If Mahela Jayawardena was a compiler, Kumar Sangakkara was a plunderer. They complemented each other wonderfully, creating winning situations and often closing out contests. By Vijay Lokapally.

Mahela Jayawardena and Kumar Sangakkara, the leading lights of Sri Lankan cricket for more than a decade, specialised in forging big partnerships, the high watermark being their sending the South Africans on an unforgettable leather hunt in July 2006. The Sinhalese Sports Club in Colombo became a theatre of celebration for Sri Lanka as these stalwarts came up with a partnership of 624 runs for the third wicket and set up a resounding victory for the team against an equally formidable rival.

South Africa had a decent attack, but Sri Lanka responded with its most trusted pair in modern cricket. Jayawardena hit a triple century and Sangakkara a big double to etch their names in history. The highest partnership for any wicket in Tests belonged to them. Few would grudge them the accolades, for this was indeed one of the finest batting pairs in the history of the game.

They grew up together with roots in school cricket and acknowledged each other’s potential. The regard was mutual for they valued and appreciated competitive cricket. Sri Lankan cricket benefited the most from their association and a healthy rivalry to serve the team. It was rare for both of them to fail at the same time and when that did happen it only drove home the point that they were indispensable to Sri Lankan cricket.

If Jayawardena was a compiler, Sangakkara was a plunderer. They complemented each other wonderfully, creating winning situations and often closing out contests. Neither believed in leaving the job to the other and in the process the opposition came to grief as Jayawardena and Sangakkara possessed an insatiable hunger for runs. This hunger grew with each season and it definitely came in handy when the opposition happened to be strong.

The right-left combination was a winner. Jayawardena and Sangakkara would identify the bowlers or bowler they had to decimate. They had different tastes for things in life, but a common goal on the field drove them to achieve great heights. They always gave the impression that they were playing for each other. By doing that, they also confirmed their devotion to the job on hand.

Aravinda de Silva and Arjuna Ranatunga had made a stellar contribution in helping Sri Lanka reach dizzy heights in world cricket, especially the 1996 World Cup triumph. For Jayawardena and Sangakkara, the World Cup remained elusive as Sri Lanka lost in the finals to Australia (2007) and India (2011). The final against India would always be remembered for the classic century that Jayawardena produced. It revived fond memories of the 1996 final when Aravinda de Silva cracked a pristine 107 to fashion Sri Lanka’s comprehensive victory.

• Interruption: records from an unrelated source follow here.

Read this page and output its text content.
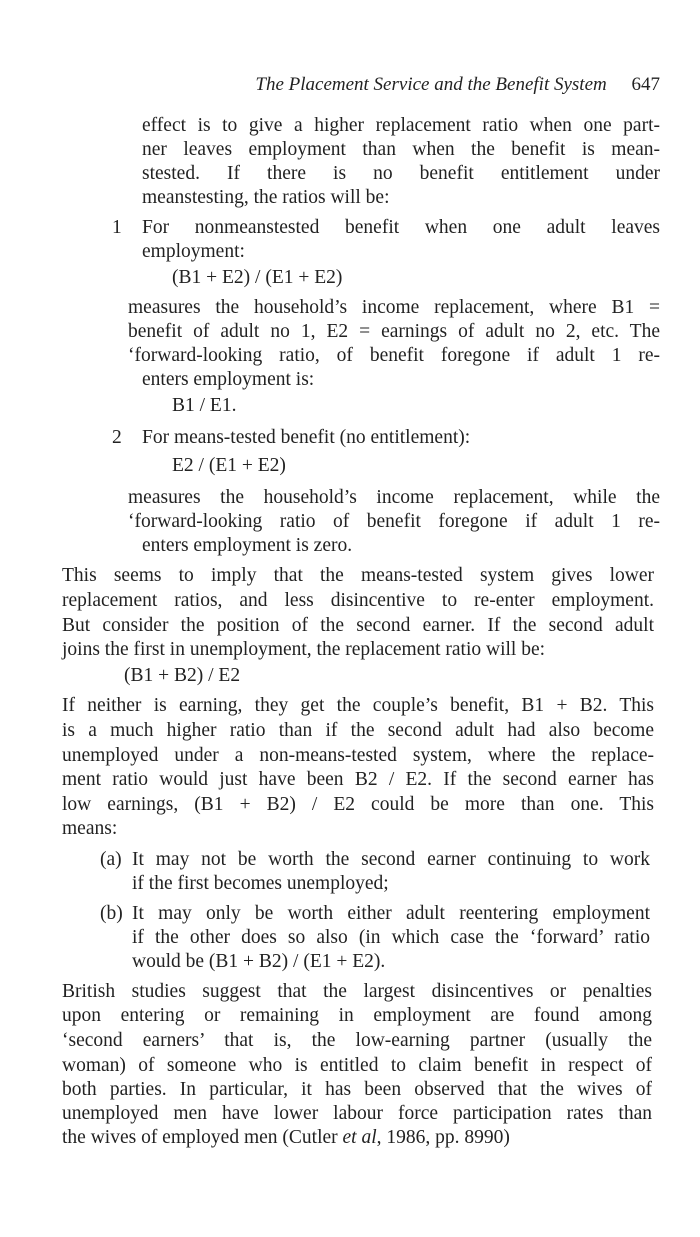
The Placement Service and the Benefit System 647
effect is to give a higher replacement ratio when one part-
ner leaves employment than when the benefit is mean-
stested. If there is no benefit entitlement under
meanstesting, the ratios will be:
1 For nonmeanstested benefit when one adult leaves
employment:
(B1 + E2) / (E1 + E2)
measures the household’s income replacement, where B1 =
benefit of adult no 1, E2 = earnings of adult no 2, etc. The
‘forward-looking ratio, of benefit foregone if adult 1 re-
enters employment is:
B1 / E1.
2 For means-tested benefit (no entitlement):
E2 / (E1 + E2)
measures the household’s income replacement, while the
‘forward-looking ratio of benefit foregone if adult 1 re-
enters employment is zero.
This seems to imply that the means-tested system gives lower
replacement ratios, and less disincentive to re-enter employment.
But consider the position of the second earner. If the second adult
joins the first in unemployment, the replacement ratio will be:
(B1 + B2) / E2
If neither is earning, they get the couple’s benefit, B1 + B2. This
is a much higher ratio than if the second adult had also become
unemployed under a non-means-tested system, where the replace-
ment ratio would just have been B2 / E2. If the second earner has
low earnings, (B1 + B2) / E2 could be more than one. This
means:
(a) It may not be worth the second earner continuing to work
if the first becomes unemployed;
(b) It may only be worth either adult reentering employment
if the other does so also (in which case the ‘forward’ ratio
would be (B1 + B2) / (E1 + E2).
British studies suggest that the largest disincentives or penalties
upon entering or remaining in employment are found among
‘second earners’ that is, the low-earning partner (usually the
woman) of someone who is entitled to claim benefit in respect of
both parties. In particular, it has been observed that the wives of
unemployed men have lower labour force participation rates than
the wives of employed men (Cutler et al, 1986, pp. 8990)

But Jayawardena and Sangakkara had some compensation when they figured prominently in Sri Lanka’s title win against India in World T20. It was a tribute to their careers and also their ability to adapt. As seniors, they led the campaign on and off the field, taking up various issues that benefitted the players.

Jayawardena and Sangakkara took on the lead role in some of the battles against the administration, but at no point did they compromise their responsibility towards the team or the well-wishers of Sri Lankan cricket. They were an integral part of the Sri Lankan team in all formats of the game. The players realise this. So does Sri Lankan cricket.